07 junho 2022

As lágrimas de crocodilo de Davos, a inflação e a ética dos lucros


Esta sensação de tempo suspenso em que a pandemia, primeiro, e a guerra na Ucrânia, a seguir, nos têm colocado não pode continuar a deixar-nos amodorrar perante o agravamento de problemas profundos na economia mundial. Qualquer que seja o desfecho da guerra e a evolução das pandemias, há que parar para pensar.

Estará a globalização em crise?

Poucas vezes se tem ouvido tanto esta pergunta como actualmente.  A propósito da reunião do Fórum Económico Mundial, Stiglitz reconhece que foram postas em cima da mesa uma série de interrogações sobre a evolução da globalização mas que não deixou de se perder uma grande oportunidade de discutir a fundo os problemas de base[1]. Questões como a da quebra das longas cadeias de abastecimento, a da subida acentuada dos preços da energia e dos bens alimentares e a dos direitos de propriedade relativamente às vacinas, que estão a deixar biliões por vacinar, não puderam deixar de ser referidas em Davos como exemplo de falhas gravíssimas desta globalização.

Ficou, pelo menos, clara a necessidade de maiores investimentos de proximidade e de reindustrialização, se não em espaços nacionalmente protegidos, pelo menos de modo a evitar as longas cadeias de abastecimento a que entretanto se chegou, com os perigos daí decorrentes, como a travagem na produção automóvel devido à escassez de micro-chips, por exemplo. Para já não falar de situações de dependência internacional difíceis de compreender como a que colocou a Alemanha face ao fornecimento de gás vindo da Federação Russa.

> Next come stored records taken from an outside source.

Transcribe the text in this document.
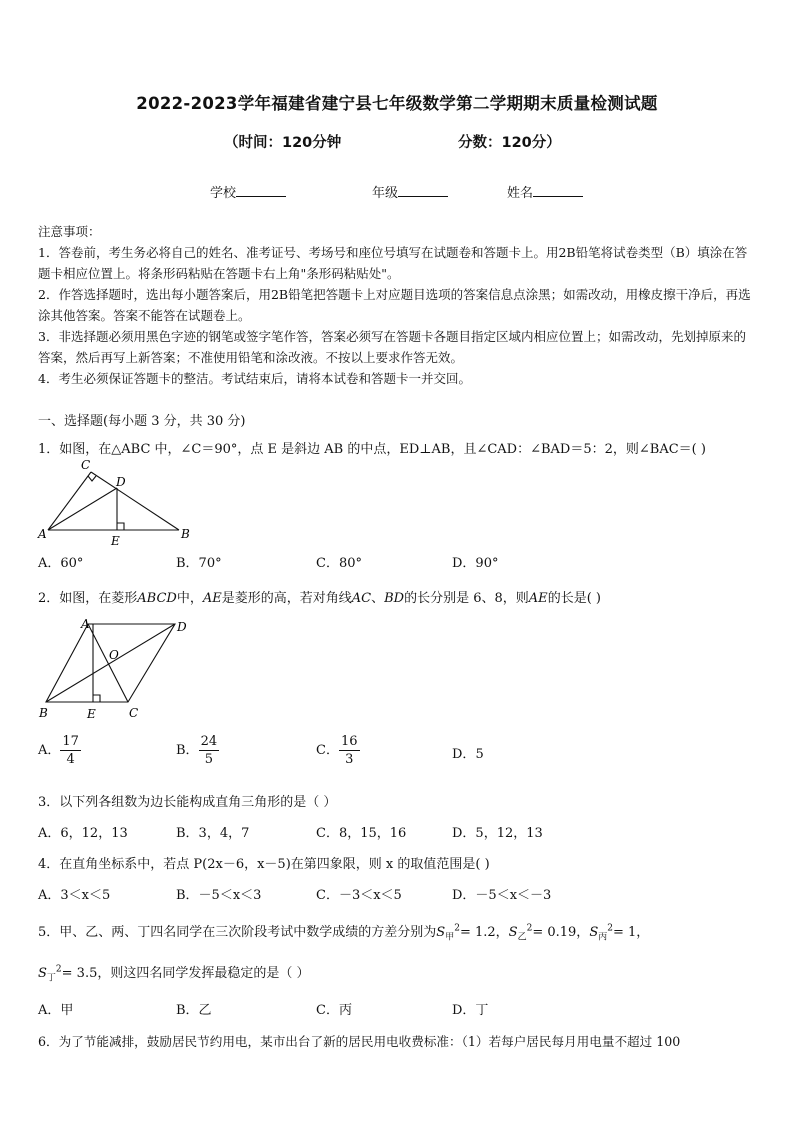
2022-2023学年福建省建宁县七年级数学第二学期期末质量检测试题
（时间：120分钟	分数：120分）
学校	年级	姓名
注意事项：
1．答卷前，考生务必将自己的姓名、准考证号、考场号和座位号填写在试题卷和答题卡上。用2B铅笔将试卷类型（B）填涂在答题卡相应位置上。将条形码粘贴在答题卡右上角"条形码粘贴处"。
2．作答选择题时，选出每小题答案后，用2B铅笔把答题卡上对应题目选项的答案信息点涂黑；如需改动，用橡皮擦干净后，再选涂其他答案。答案不能答在试题卷上。
3．非选择题必须用黑色字迹的钢笔或签字笔作答，答案必须写在答题卡各题目指定区域内相应位置上；如需改动，先划掉原来的答案，然后再写上新答案；不准使用铅笔和涂改液。不按以上要求作答无效。
4．考生必须保证答题卡的整洁。考试结束后，请将本试卷和答题卡一并交回。
一、选择题(每小题 3 分，共 30 分)
1．如图，在△ABC 中，∠C＝90°，点 E 是斜边 AB 的中点，ED⊥AB，且∠CAD：∠BAD＝5：2，则∠BAC＝( )
A	B
C
D
E
A．60°	B．70°	C．80°	D．90°
2．如图，在菱形ABCD中，AE是菱形的高，若对角线AC、BD的长分别是 6、8，则AE的长是( )
A	D
B	C
E
O
A． $\frac{17}{4}$	B． $\frac{24}{5}$	C． $\frac{16}{3}$	D．5
3．以下列各组数为边长能构成直角三角形的是（ ）
A．6，12，13	B．3，4，7	C．8，15，16	D．5，12，13
4．在直角坐标系中，若点 P(2x－6，x－5)在第四象限，则 x 的取值范围是( )
A．3＜x＜5	B．－5＜x＜3	C．－3＜x＜5	D．－5＜x＜－3
5．甲、乙、两、丁四名同学在三次阶段考试中数学成绩的方差分别为$S_甲^2= 1.2$，$S_乙^2= 0.19$，$S_丙^2= 1$，
$S_丁^2= 3.5$，则这四名同学发挥最稳定的是（ ）
A．甲	B．乙	C．丙	D．丁
6．为了节能减排，鼓励居民节约用电，某市出台了新的居民用电收费标准：（1）若每户居民每月用电量不超过 100
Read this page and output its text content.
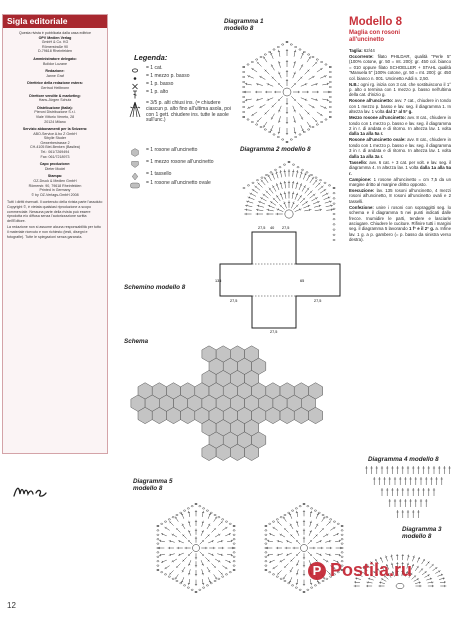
Sigla editoriale
Questa rivista è pubblicata dalla casa editrice
OPV Medien Verlag
GmbH & Co. KG
Römerstraße 90
D-79618 Rheinfelden
Amministratore delegato:
Bolidor Luzane
Redazione:
Janne Graf
Direttrice della redazione estera:
Gertrud Heilbronn
Direttore vendite & marketing:
Hans-Jürgen Schutz
Distribuzione (Italia):
Pieroni Distribuzione S.r.l.
Viale Vittorio Veneto, 28
20124 Milano
Servizio abbonamenti per la Svizzera:
ABO-Service A.bo Z GmbH
Sibylle Studer
Gewerbestrasse 2
CH-4105 Biel-Benken (Basilea)
Tel.: 061/7269494
Fax: 061/7218973
Capo produzione:
Dieter Model
Stampa:
OZ-Druck & Medien GmbH
Römerstr. 90, 79618 Rheinfelden
Printed in Germany
© by OZ-Verlags-GmbH 2008
Tutti i diritti riservati. Il contenuto della rivista parte l'assoluto Copyright ©, è vietata qualsiasi riproduzione a scopo commerciale. Nessuna parte della rivista può essere riprodotta e/o diffusa senza l'autorizzazione scritta dell'Editore.
La redazione non si assume alcuna responsabilità per tutto il materiale ricevuto e non richiesto (testi, disegni e fotografie). Tutte le spiegazioni senza garanzia.
Diagramma 1
modello 8
Diagramma 2 modello 8
Schemino modello 8
Schema
Diagramma 4 modello 8
Diagramma 5
modello 8
Diagramma 3
modello 8
Legenda:
= 1 cat.
= 1 mezzo p. basso
= 1 p. basso
= 1 p. alto
= 3/5 p. alti chiusi ins. (= chiudere ciascun p. alto fino all'ultima asola, poi con 1 gett. chiudere ins. tutte le asole sull'unc.)
= 1 rosone all'uncinetto
= 1 mezzo rosone all'uncinetto
= 1 tassello
= 1 rosone all'uncinetto ovale
27,5 40 27,5
135	65
27,5
27,5
27,5
Modello 8
Maglia con rosoni
all'uncinetto

Taglia: 62/44

Occorrente: filato PHILDAR, qualità "Perle 5" (100% cotone, gr. 50 = mt. 200): gr. 450 col. bianco = 010 oppure filato SCHOELLER + STAHL qualità "Manuela 5" (100% cotone, gr. 50 = mt. 200): gr. 450 col. bianco n. 001. Uncinetto Addi n. 2,50.

N.B.: ogni rg. inizia con 3 cat. che sostituiscono il 1° p. alto o termina con 1 mezzo p. basso nell'ultima della cat. d'inizio g.

Rosone all'uncinetto: avv. 7 cat., chiudere in tondo con 1 mezzo p. basso e lav. seg. il diagramma 1. In altezza lav. 1 volta dal 1° al 5° g.

Mezzo rosone all'uncinetto: avv. 8 cat., chiudere in tondo con 1 mezzo p. basso e lav. seg. il diagramma 2 in r. di andata e di ritorno. In altezza lav. 1 volta dalla 1a alla 5a r.

Rosone all'uncinetto ovale: avv. 8 cat., chiudere in tondo con 1 mezzo p. basso e lav. seg. il diagramma 3 in r. di andata e di ritorno. In altezza lav. 1 volta dalla 1a alla 3a r.

Tassello: avv. 6 cat. + 3 cat. per volt. e lav. seg. il diagramma 4. In altezza lav. 1 volta dalla 1a alla 5a r.

Campione: 1 rosone all'uncinetto = cm 7,5 da un margine dritto al margine diritto opposto.

Esecuzione: lav. 135 rosoni all'uncinetto, 4 mezzi rosoni all'uncinetto, 8 rosoni all'uncinetto ovali e 2 tasselli.

Confezione: unire i rosoni con sopraggitti seg. lo schema e il diagramma 5 nei punti indicati dalle frecce. Inumidire le parti, tendere e lasciarle asciugare. Chiudere le cuciture. Rifinire tutti i margini seg. il diagramma 5 lavorando 1 f° e il 2° g. a. Infine lav. 1 g. a p. gambero (= p. basso da sinistra verso destra).

12
P Postila.ru
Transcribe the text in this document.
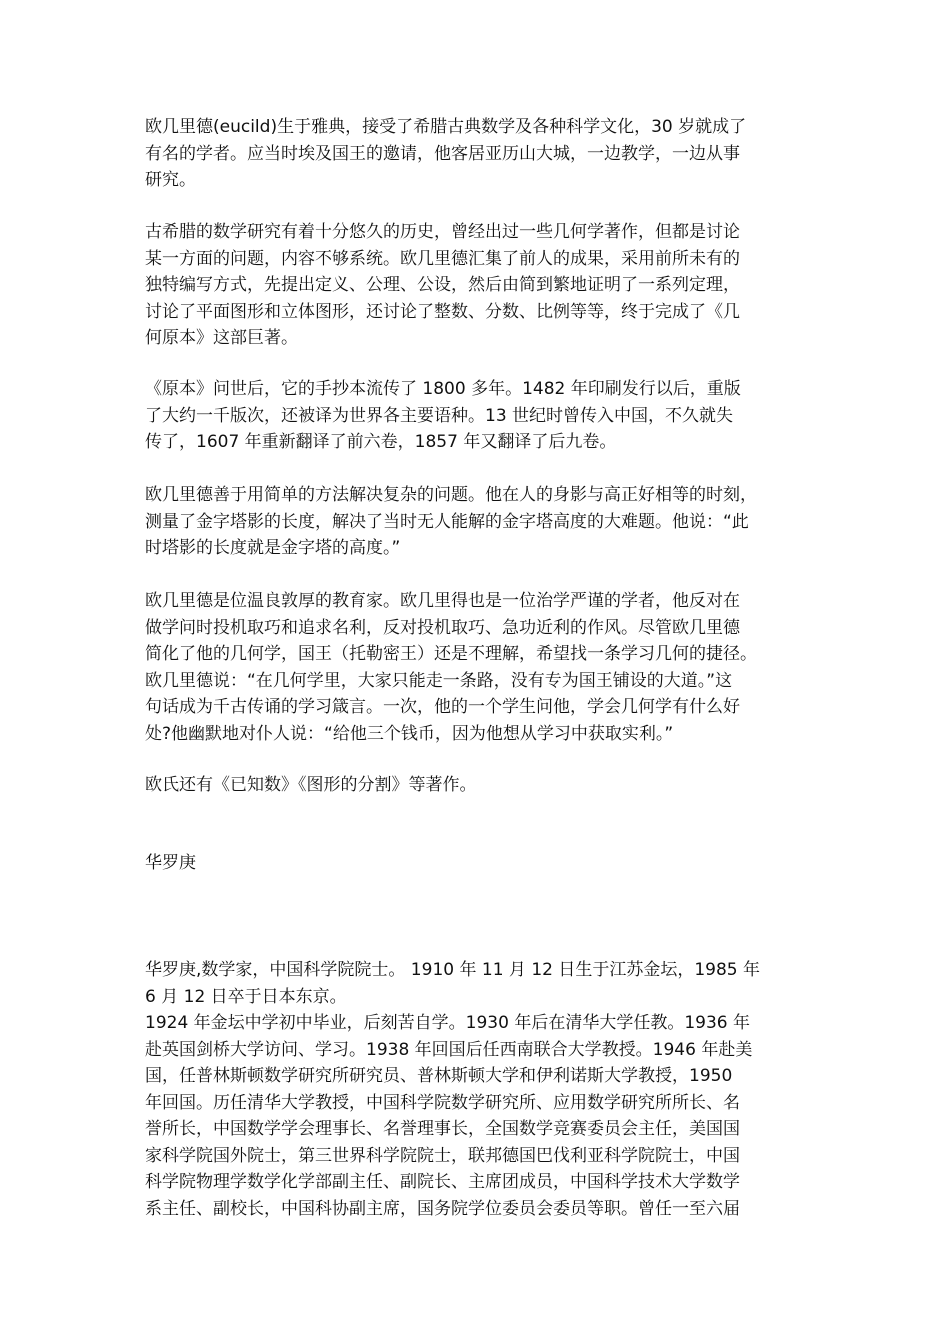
欧几里德(eucild)生于雅典，接受了希腊古典数学及各种科学文化，30 岁就成了
有名的学者。应当时埃及国王的邀请，他客居亚历山大城，一边教学，一边从事
研究。
古希腊的数学研究有着十分悠久的历史，曾经出过一些几何学著作，但都是讨论
某一方面的问题，内容不够系统。欧几里德汇集了前人的成果，采用前所未有的
独特编写方式，先提出定义、公理、公设，然后由简到繁地证明了一系列定理，
讨论了平面图形和立体图形，还讨论了整数、分数、比例等等，终于完成了《几
何原本》这部巨著。
《原本》问世后，它的手抄本流传了 1800 多年。1482 年印刷发行以后，重版
了大约一千版次，还被译为世界各主要语种。13 世纪时曾传入中国，不久就失
传了，1607 年重新翻译了前六卷，1857 年又翻译了后九卷。
欧几里德善于用简单的方法解决复杂的问题。他在人的身影与高正好相等的时刻，
测量了金字塔影的长度，解决了当时无人能解的金字塔高度的大难题。他说：“此
时塔影的长度就是金字塔的高度。”
欧几里德是位温良敦厚的教育家。欧几里得也是一位治学严谨的学者，他反对在
做学问时投机取巧和追求名利，反对投机取巧、急功近利的作风。尽管欧几里德
简化了他的几何学，国王（托勒密王）还是不理解，希望找一条学习几何的捷径。
欧几里德说：“在几何学里，大家只能走一条路，没有专为国王铺设的大道。”这
句话成为千古传诵的学习箴言。一次，他的一个学生问他，学会几何学有什么好
处?他幽默地对仆人说：“给他三个钱币，因为他想从学习中获取实利。”
欧氏还有《已知数》《图形的分割》等著作。
华罗庚
华罗庚,数学家，中国科学院院士。 1910 年 11 月 12 日生于江苏金坛，1985 年
6 月 12 日卒于日本东京。
1924 年金坛中学初中毕业，后刻苦自学。1930 年后在清华大学任教。1936 年
赴英国剑桥大学访问、学习。1938 年回国后任西南联合大学教授。1946 年赴美
国，任普林斯顿数学研究所研究员、普林斯顿大学和伊利诺斯大学教授，1950
年回国。历任清华大学教授，中国科学院数学研究所、应用数学研究所所长、名
誉所长，中国数学学会理事长、名誉理事长，全国数学竞赛委员会主任，美国国
家科学院国外院士，第三世界科学院院士，联邦德国巴伐利亚科学院院士，中国
科学院物理学数学化学部副主任、副院长、主席团成员，中国科学技术大学数学
系主任、副校长，中国科协副主席，国务院学位委员会委员等职。曾任一至六届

Mas não houve coragem para ir ao fundo dos problemas… Seria de admirar se tal tivesse sucedido…

Regras de há muito seguidas nos fluxos de comércio mundial, como por exemplo a da não discriminação, não houve coragem para as pôr em causa.  

Mas como Stiglitz avança, a globalização não é o único problema: “our entire market economy has shown a lack of resilience”, continua. O que nos leva à questão dos lucros e da sua análise.

Antes de mais, é fundamentalmente com o intuito de manter as proverbialmente elevadas taxas de lucro que a indústria farmacêutica tem reforçado o lobby que se opõe à liberalização das patentes das vacinas. E é pela mesma razão que neste momento escasseiam os alimentos para bebés no mercado americano e, a breve trecho, internacional: o monopólio da Abbott a isso conduziu.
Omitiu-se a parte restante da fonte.